Voters give President Obama virtually nothing over Republican Mitt Romney when it comes to issues of character, despite a barrage of Obama campaign ads aimed at raising public doubts about whether Romney could be trusted in the White House.

Less than 100 days before the election, a string of public opinion polls consistently show that the public views both presidential contenders as strong, honest leaders.

Such a snapshot is particularly troubling for Obama, given that his campaign has dumped more than $100 million into television advertisements in battleground states -- roughly three-quarters of it on attack ads against Romney.

The latest poll released by The Hill on Monday gives Romney a 4 percentage point advantage over Obama on leadership, a 3-point lead on "shares our values" and a 2-point cushion on trustworthiness, numbers within or close to the poll's margin of error.

Some analysts said the Obama campaign miscalculated whether the public would embrace their portrayal of Romney as an out-of-touch corporate executive who outsourced American jobs for the sake of profits while he was head of Bain Capital, a venture capital firm.

"The Bain attacks may have backfired and reinforced Romney's solid business image," said Republican strategist Ron Bonjean. "When you throw mud it often splashes back on you. That attack has run its course."

A USA Today/Gallup poll released last week showed that 57 percent of voters believe Obama possesses presidential leadership qualities, but 54 percent said the same thing about Romney. In that same survey, 63 percent said Romney's business background would help him deal with the ailing economy.

Those numbers have even Obama's supporters questioning his laser-like focus on Romney's time at Bain.

"I really do wonder if Obama put too many eggs in the Bain basket with so much time before the election," one Democratic strategist told The Washington Examiner. "There's a fine line between defining your opponent and over-saturation, and what we may be seeing here is the latter."

In addition to claiming Romney outsourced American jobs, Obama's team has hammered the former Massachusetts governor for sheltering his own fortune in overseas tax havens.

Obama is hoping that by the time voters head to the polls in November, they'll see Romney as an elitist unable to relate to their concerns -- much as President George W. Bush successfully defined Massachusetts Sen.
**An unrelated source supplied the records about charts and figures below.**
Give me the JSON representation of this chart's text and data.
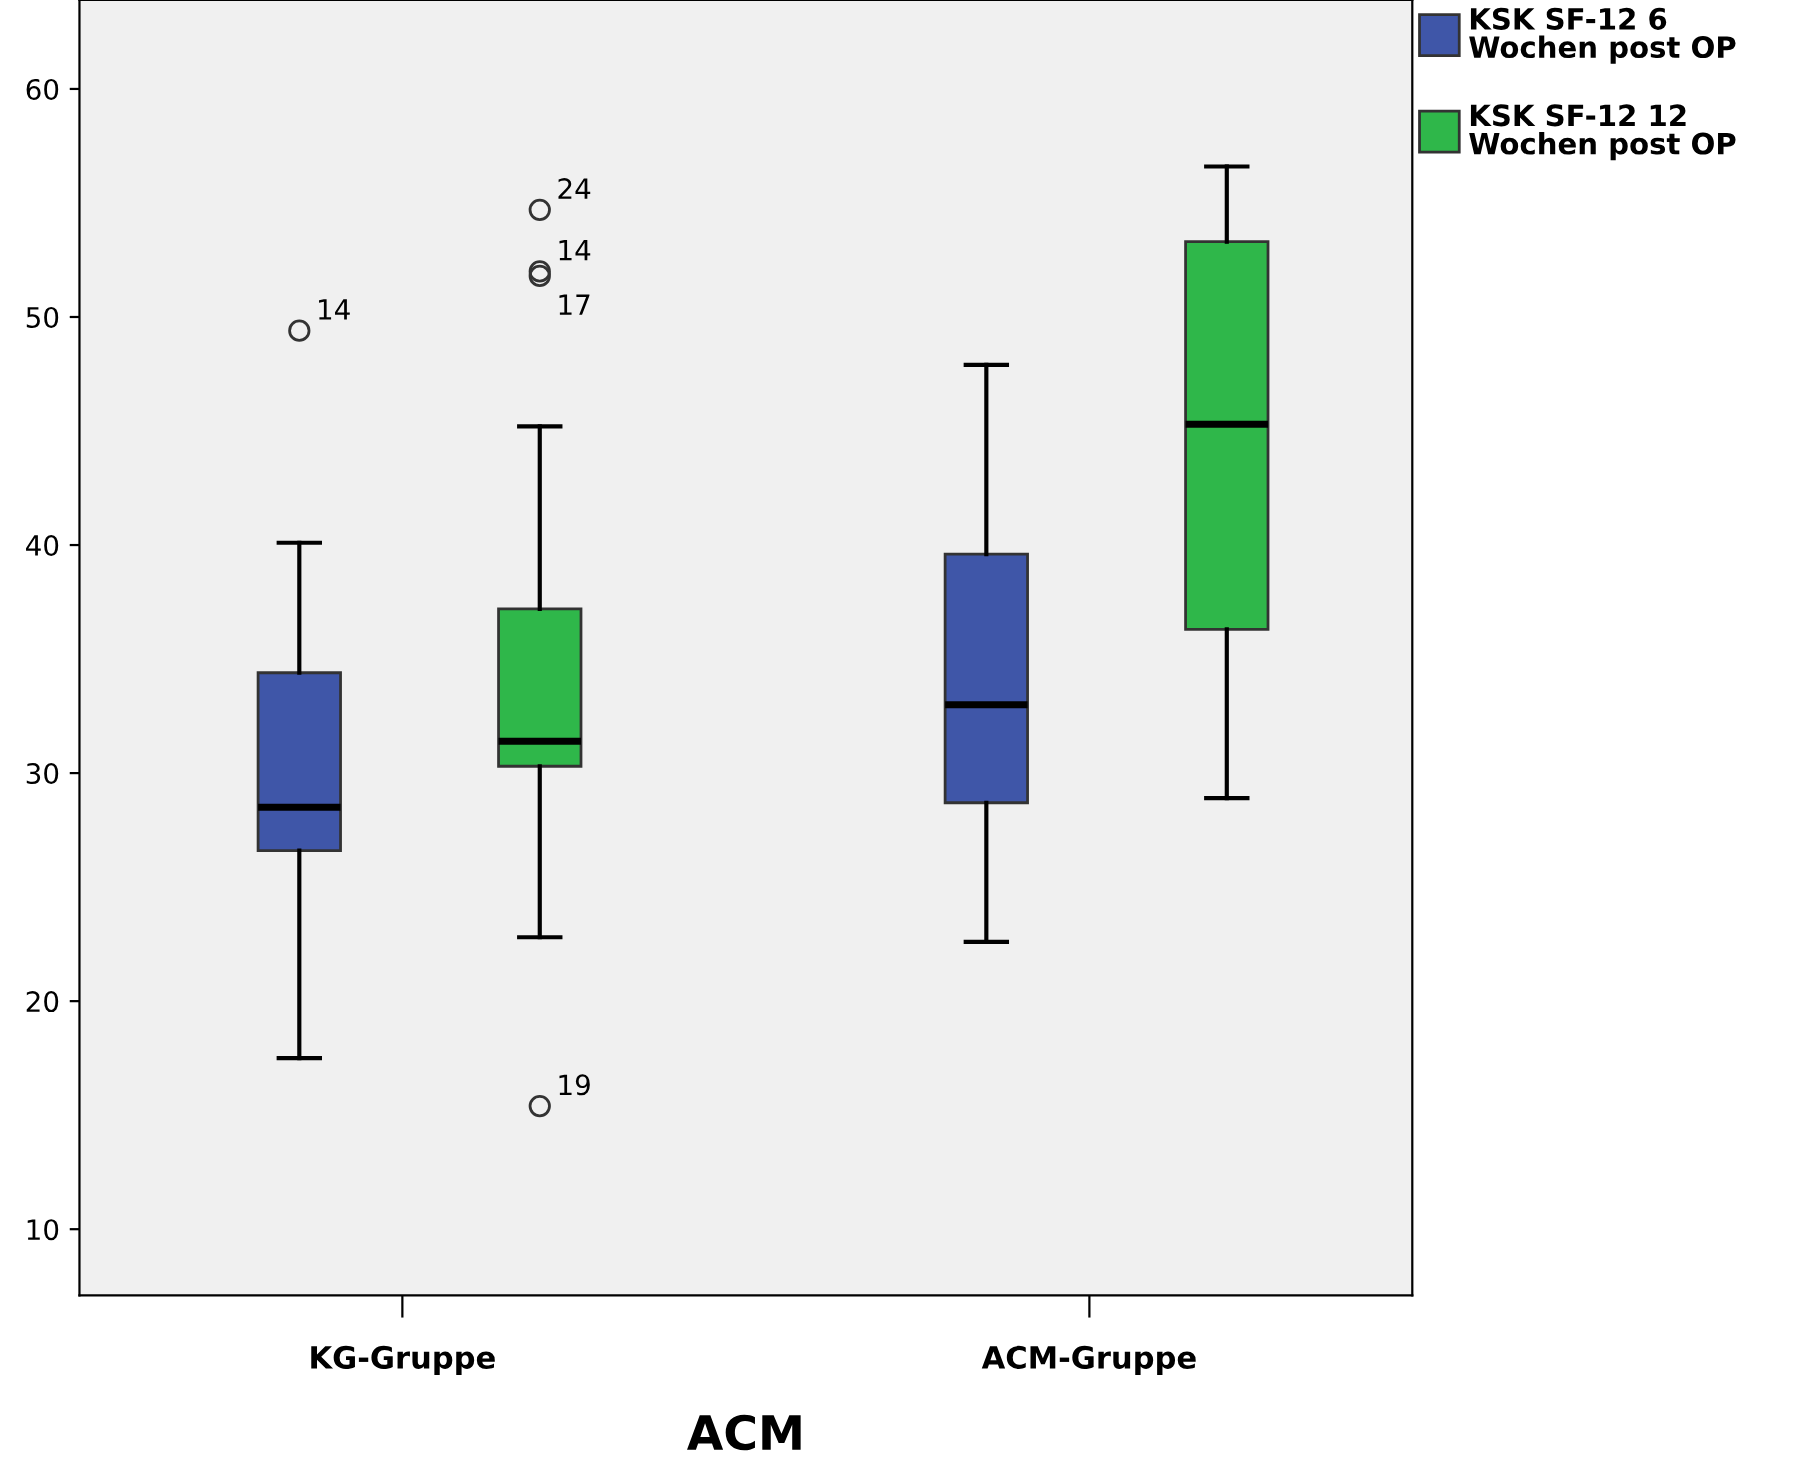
{
  "chart_data": {
    "type": "box",
    "xlabel": "ACM",
    "categories": [
      "KG-Gruppe",
      "ACM-Gruppe"
    ],
    "ylim": [
      7.1,
      63.9
    ],
    "yticks": [
      10,
      20,
      30,
      40,
      50,
      60
    ],
    "legend": "top right",
    "grid": false,
    "series": [
      {
        "name": "KSK SF-12 6 Wochen post OP",
        "color": "#3f56a8",
        "boxes": [
          {
            "low": 17.5,
            "q1": 26.6,
            "median": 28.5,
            "q3": 34.4,
            "high": 40.1,
            "outliers": [
              49.4
            ]
          },
          {
            "low": 22.6,
            "q1": 28.7,
            "median": 33.0,
            "q3": 39.6,
            "high": 47.9
          }
        ]
      },
      {
        "name": "KSK SF-12 12 Wochen post OP",
        "color": "#2fb74a",
        "boxes": [
          {
            "low": 22.8,
            "q1": 30.3,
            "median": 31.4,
            "q3": 37.2,
            "high": 45.2,
            "outliers": [
              54.7,
              52.0,
              51.8,
              15.4
            ]
          },
          {
            "low": 28.9,
            "q1": 36.3,
            "median": 45.3,
            "q3": 53.3,
            "high": 56.6
          }
        ]
      }
    ],
    "annotations": [
      "14",
      "24",
      "14",
      "17",
      "19"
    ]
  }
}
John Kerry in 2004.

But Democrats are divided over how the Bain bludgeoning is playing at this point in Obama's re-election bid.

"It's a mixed bag," said Democratic strategist Doug Schoen. "People still have doubts about Romney personally but see him as a better economic manager. But I don't see evidence that Romney can just go negative and win -- he needs a plan for more jobs."

Without much progress on the jobs front, Obama has opted to double down on the argument that allowing Romney to take the reins now would imperil fragile economic gains.

"We've seen that Mitt Romney is a symbol of what's wrong with our economy," said Democratic pollster Mark Mellman. "In my judgment, that message is having a real and serious impact in swing states."